Your yesterday's letter[1] didn't reach me until 4 o'clock this afternoon because the ass of a postman (this is the 2nd or 3rd time it has happened, and I shall complain to the POST OFFICE) delivered it to 28 Soho Square instead of 28 Dean Street. In future address your letters to 28 Dean Street, Soho (instead of Soho Square). Because it arrived so late, I can write you no more than these few lines today.

What's this about Barthélémy? I missed it in the Augsburg paper.[2] Probably a fabrication on the part of the miserable 'Oly' or 'Ody', one of the Augsburg Allgemeine Zeitung correspondents, a blackguard from Switzerland.

Salut.

Your

K. M.

There's a tremendous panic in the City, and Freiligrath wrote yesterday telling me that even the most 'sanguine' expect things to be very bad until early spring.

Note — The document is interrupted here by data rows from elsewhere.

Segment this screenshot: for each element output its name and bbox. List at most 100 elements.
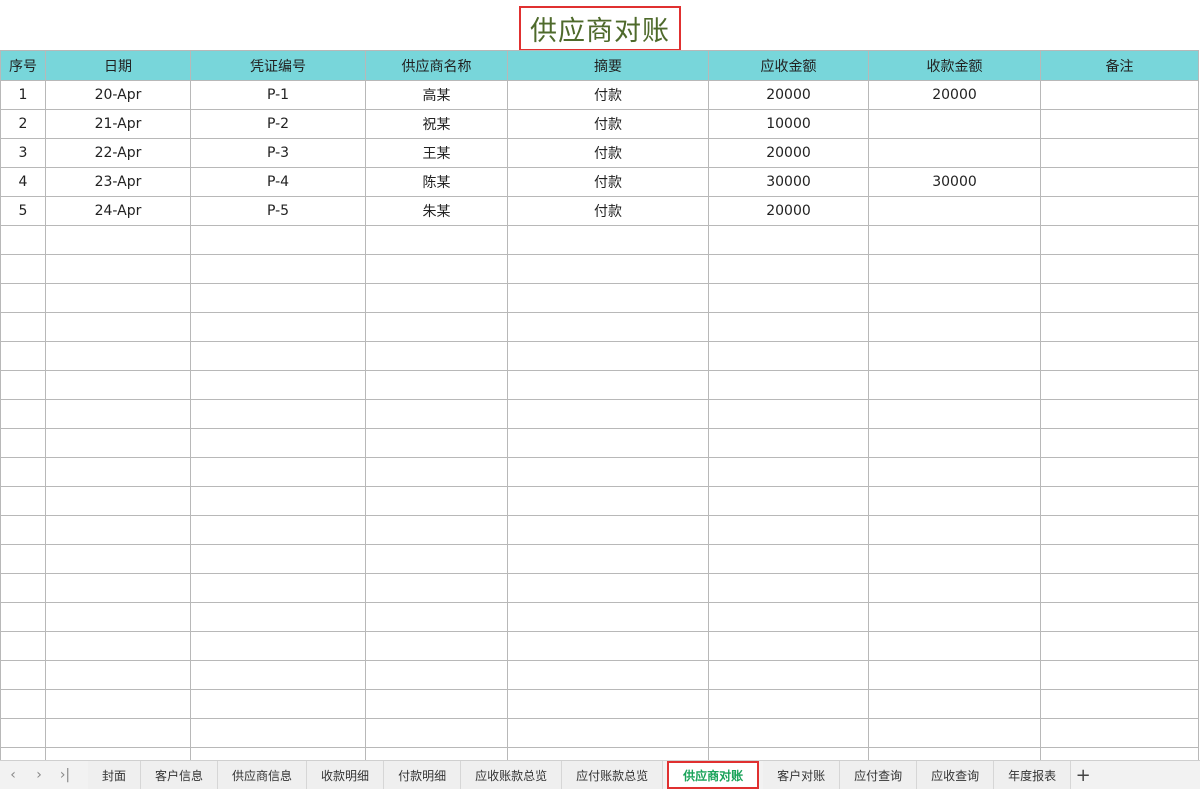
empty-cell[interactable] [365,283,508,313]
empty-cell[interactable] [190,631,366,661]
empty-cell[interactable] [708,370,869,400]
empty-cell[interactable] [868,544,1041,574]
cell-receivable[interactable]: 20000 [708,80,869,110]
empty-cell[interactable] [365,515,508,545]
empty-cell[interactable] [45,631,191,661]
sheet-tab[interactable]: 客户信息 [141,761,219,789]
empty-cell[interactable] [190,225,366,255]
empty-cell[interactable] [868,515,1041,545]
empty-cell[interactable] [190,718,366,748]
empty-cell[interactable] [868,341,1041,371]
empty-cell[interactable] [1040,370,1199,400]
empty-cell[interactable] [45,254,191,284]
empty-cell[interactable] [0,660,46,690]
empty-cell[interactable] [868,312,1041,342]
empty-cell[interactable] [365,428,508,458]
empty-cell[interactable] [708,399,869,429]
empty-cell[interactable] [0,718,46,748]
empty-cell[interactable] [507,312,709,342]
col-header-index[interactable]: 序号 [0,50,46,81]
empty-cell[interactable] [708,660,869,690]
empty-cell[interactable] [1040,602,1199,632]
cell-receivable[interactable]: 20000 [708,138,869,168]
empty-cell[interactable] [868,660,1041,690]
empty-cell[interactable] [365,399,508,429]
empty-cell[interactable] [190,660,366,690]
empty-cell[interactable] [45,689,191,719]
cell-index[interactable]: 3 [0,138,46,168]
cell-supplier[interactable]: 陈某 [365,167,508,197]
empty-cell[interactable] [1040,486,1199,516]
empty-cell[interactable] [708,718,869,748]
cell-date[interactable]: 24-Apr [45,196,191,226]
empty-cell[interactable] [365,573,508,603]
empty-cell[interactable] [1040,399,1199,429]
empty-cell[interactable] [708,254,869,284]
empty-cell[interactable] [0,283,46,313]
empty-cell[interactable] [365,312,508,342]
empty-cell[interactable] [0,225,46,255]
cell-received[interactable]: 30000 [868,167,1041,197]
col-header-summary[interactable]: 摘要 [507,50,709,81]
empty-cell[interactable] [190,486,366,516]
empty-cell[interactable] [190,428,366,458]
cell-voucher[interactable]: P-1 [190,80,366,110]
empty-cell[interactable] [45,718,191,748]
empty-cell[interactable] [0,312,46,342]
empty-cell[interactable] [868,225,1041,255]
cell-index[interactable]: 1 [0,80,46,110]
empty-cell[interactable] [0,544,46,574]
empty-cell[interactable] [0,602,46,632]
cell-received[interactable] [868,109,1041,139]
empty-cell[interactable] [190,689,366,719]
empty-cell[interactable] [708,457,869,487]
cell-remark[interactable] [1040,80,1199,110]
cell-remark[interactable] [1040,138,1199,168]
empty-cell[interactable] [708,631,869,661]
empty-cell[interactable] [190,573,366,603]
last-sheet-icon[interactable]: ›| [52,761,78,789]
sheet-tab[interactable]: 应收账款总览 [461,761,563,789]
empty-cell[interactable] [1040,689,1199,719]
empty-cell[interactable] [868,428,1041,458]
empty-cell[interactable] [365,660,508,690]
col-header-remark[interactable]: 备注 [1040,50,1199,81]
empty-cell[interactable] [0,573,46,603]
empty-cell[interactable] [365,718,508,748]
empty-cell[interactable] [45,312,191,342]
cell-remark[interactable] [1040,196,1199,226]
empty-cell[interactable] [1040,428,1199,458]
empty-cell[interactable] [0,689,46,719]
empty-cell[interactable] [507,544,709,574]
empty-cell[interactable] [365,370,508,400]
empty-cell[interactable] [507,631,709,661]
empty-cell[interactable] [190,283,366,313]
cell-voucher[interactable]: P-4 [190,167,366,197]
empty-cell[interactable] [708,544,869,574]
cell-index[interactable]: 4 [0,167,46,197]
empty-cell[interactable] [708,341,869,371]
empty-cell[interactable] [507,283,709,313]
empty-cell[interactable] [1040,573,1199,603]
empty-cell[interactable] [45,457,191,487]
empty-cell[interactable] [365,225,508,255]
empty-cell[interactable] [868,254,1041,284]
empty-cell[interactable] [507,602,709,632]
empty-cell[interactable] [0,428,46,458]
empty-cell[interactable] [190,341,366,371]
empty-cell[interactable] [0,370,46,400]
empty-cell[interactable] [45,225,191,255]
empty-cell[interactable] [365,457,508,487]
empty-cell[interactable] [365,544,508,574]
empty-cell[interactable] [868,370,1041,400]
empty-cell[interactable] [868,718,1041,748]
empty-cell[interactable] [708,312,869,342]
empty-cell[interactable] [0,515,46,545]
empty-cell[interactable] [708,428,869,458]
cell-voucher[interactable]: P-3 [190,138,366,168]
empty-cell[interactable] [1040,544,1199,574]
sheet-tab[interactable]: 应付查询 [840,761,918,789]
col-header-voucher[interactable]: 凭证编号 [190,50,366,81]
empty-cell[interactable] [507,718,709,748]
empty-cell[interactable] [0,486,46,516]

  1. In reply to attacks in the Allgemeine Zeitung in April 1848 Heine stated in the supplement to No. 144 of the same paper, on 23 May 1848, that he was compelled to accept the pension his French friends (the historian Mignet, in particular) succeeded in obtaining for him as he was in great straits owing to the prohibition of his books in Germany
  2. i.e. 'Die Assisenverhandlung gegen Barthélémy', Allgemeine Zeitung, No. 9, 9 January 1855, supplement.